Add to this the numerous specialised funds for institutional investors that focus on “residential.” A few years ago, there was only one institutional fund specialising in residential real estate; today, there are ten and in the coming years, they will invest several billion Euros in the German housing market.
So what is the attitude of these players vis-à-vis Berlin’s residential market? Unlike the erstwhile generation of foreign investors who dominated events some years back, many German institutional investors are reticent in regard to housing in Berlin.
Insurance companies prefer to target cities like Hamburg, Stuttgart, Munich, Frankfurt am Main, Düsseldorf and Cologne. Virtually the same goes for specialised residential funds, which – apart from a few exceptions – favour the West German metropolitan regions. Quite a number of investors shy away from investments in Berlin. Others would like to commit themselves in Berlin, but limit themselves to choice downtown locations.
What is the reason for such reticence? One explanation is the poor economic strength of Berlin compared to cities such as Munich or Stuttgart. The jobless rate and the share of welfare recipients are substantially higher, the economic momentum is much lower.
But just how plausible is this line of reasoning? Of course Munich runs circles around Berlin, economically speaking. But this is factored into the prices anyway.

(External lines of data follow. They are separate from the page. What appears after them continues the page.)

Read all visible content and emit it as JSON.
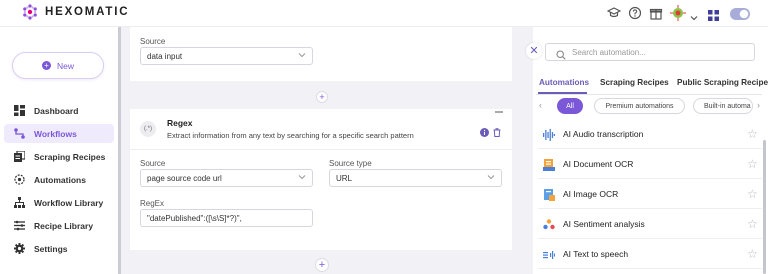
{
  "app": {
    "brand": "HEXOMATIC"
  },
  "sidebar": {
    "new_label": "New",
    "items": [
      {
        "label": "Dashboard",
        "icon": "dashboard-icon"
      },
      {
        "label": "Workflows",
        "icon": "workflows-icon",
        "active": true
      },
      {
        "label": "Scraping Recipes",
        "icon": "scraping-recipes-icon"
      },
      {
        "label": "Automations",
        "icon": "automations-icon"
      },
      {
        "label": "Workflow Library",
        "icon": "workflow-library-icon"
      },
      {
        "label": "Recipe Library",
        "icon": "recipe-library-icon"
      },
      {
        "label": "Settings",
        "icon": "settings-icon"
      }
    ]
  },
  "step1": {
    "source_label": "Source",
    "source_value": "data input"
  },
  "regex_card": {
    "title": "Regex",
    "description": "Extract information from any text by searching for a specific search pattern",
    "source_label": "Source",
    "source_value": "page source code url",
    "source_type_label": "Source type",
    "source_type_value": "URL",
    "regex_label": "RegEx",
    "regex_value": "\"datePublished\":([\\s\\S]*?)\","
  },
  "panel": {
    "search_placeholder": "Search automation...",
    "tabs": [
      "Automations",
      "Scraping Recipes",
      "Public Scraping Recipes"
    ],
    "filters": [
      "All",
      "Premium automations",
      "Built-in automa"
    ],
    "automations": [
      {
        "name": "AI Audio transcription",
        "icon": "audio-waveform-icon"
      },
      {
        "name": "AI Document OCR",
        "icon": "document-ocr-icon"
      },
      {
        "name": "AI Image OCR",
        "icon": "image-ocr-icon"
      },
      {
        "name": "AI Sentiment analysis",
        "icon": "sentiment-analysis-icon"
      },
      {
        "name": "AI Text to speech",
        "icon": "text-to-speech-icon"
      }
    ]
  },
  "colors": {
    "accent": "#7a58d8",
    "panel_accent": "#6b5cb8"
  }
}
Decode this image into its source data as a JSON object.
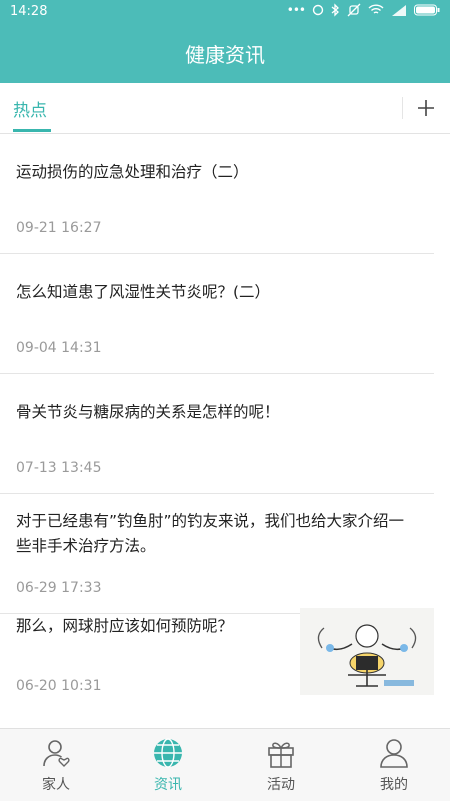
{
  "status_bar": {
    "time": "14:28"
  },
  "header": {
    "title": "健康资讯"
  },
  "tabs": {
    "active_label": "热点",
    "add_label": "+"
  },
  "news": [
    {
      "title": "运动损伤的应急处理和治疗（二）",
      "time": "09-21 16:27"
    },
    {
      "title": "怎么知道患了风湿性关节炎呢？(二）",
      "time": "09-04 14:31"
    },
    {
      "title": "骨关节炎与糖尿病的关系是怎样的呢！",
      "time": "07-13 13:45"
    },
    {
      "title": "对于已经患有”钓鱼肘”的钓友来说，我们也给大家介绍一些非手术治疗方法。",
      "time": "06-29 17:33"
    },
    {
      "title": "那么，网球肘应该如何预防呢？",
      "time": "06-20 10:31",
      "thumbnail": "exercise-illustration"
    }
  ],
  "bottom_nav": [
    {
      "label": "家人",
      "icon": "family-icon"
    },
    {
      "label": "资讯",
      "icon": "globe-icon",
      "active": true
    },
    {
      "label": "活动",
      "icon": "gift-icon"
    },
    {
      "label": "我的",
      "icon": "profile-icon"
    }
  ],
  "colors": {
    "primary": "#4cbcb8",
    "accent": "#39b6ae"
  }
}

A residential property sold at 15-fold the annual net rent will sell at a multiple of 20 in Munich. Since rents are at least twice as high, the purchase prices for apartments in Munich are drastically higher than in Berlin.
I suspect that the reasons for the reticence vis-à-vis Berlin may have a historical background. Many investors who staked their bets on the heavily subsidised Berlin housing market of the 1980s and 1990s lost a lot of money. The massive sponsorship through rent subsidies and tax benefits precipitated an inflated price level and led to an oversupply on the Berlin market that kept rents low. Everybody has heard of people getting burned on the East German or Berlin market, and turning away in frustration.
While tax breaks and rent subsidies for investors have long become a thing of the past, the trauma of the special deduction for-depreciation program (Sonder-AfA) is not forgotten, and it may explain the hesitant attitude of many institutional investors today.
Personally, I consider their reticence a good thing: let them all sink their teeth into Munich, Stuttgart, and Hamburg, and nurse their grudge against Berlin. It will keep prices for residential real estate in Berlin on a moderate level and thus provide splendid entry opportunities for cost-aware investors.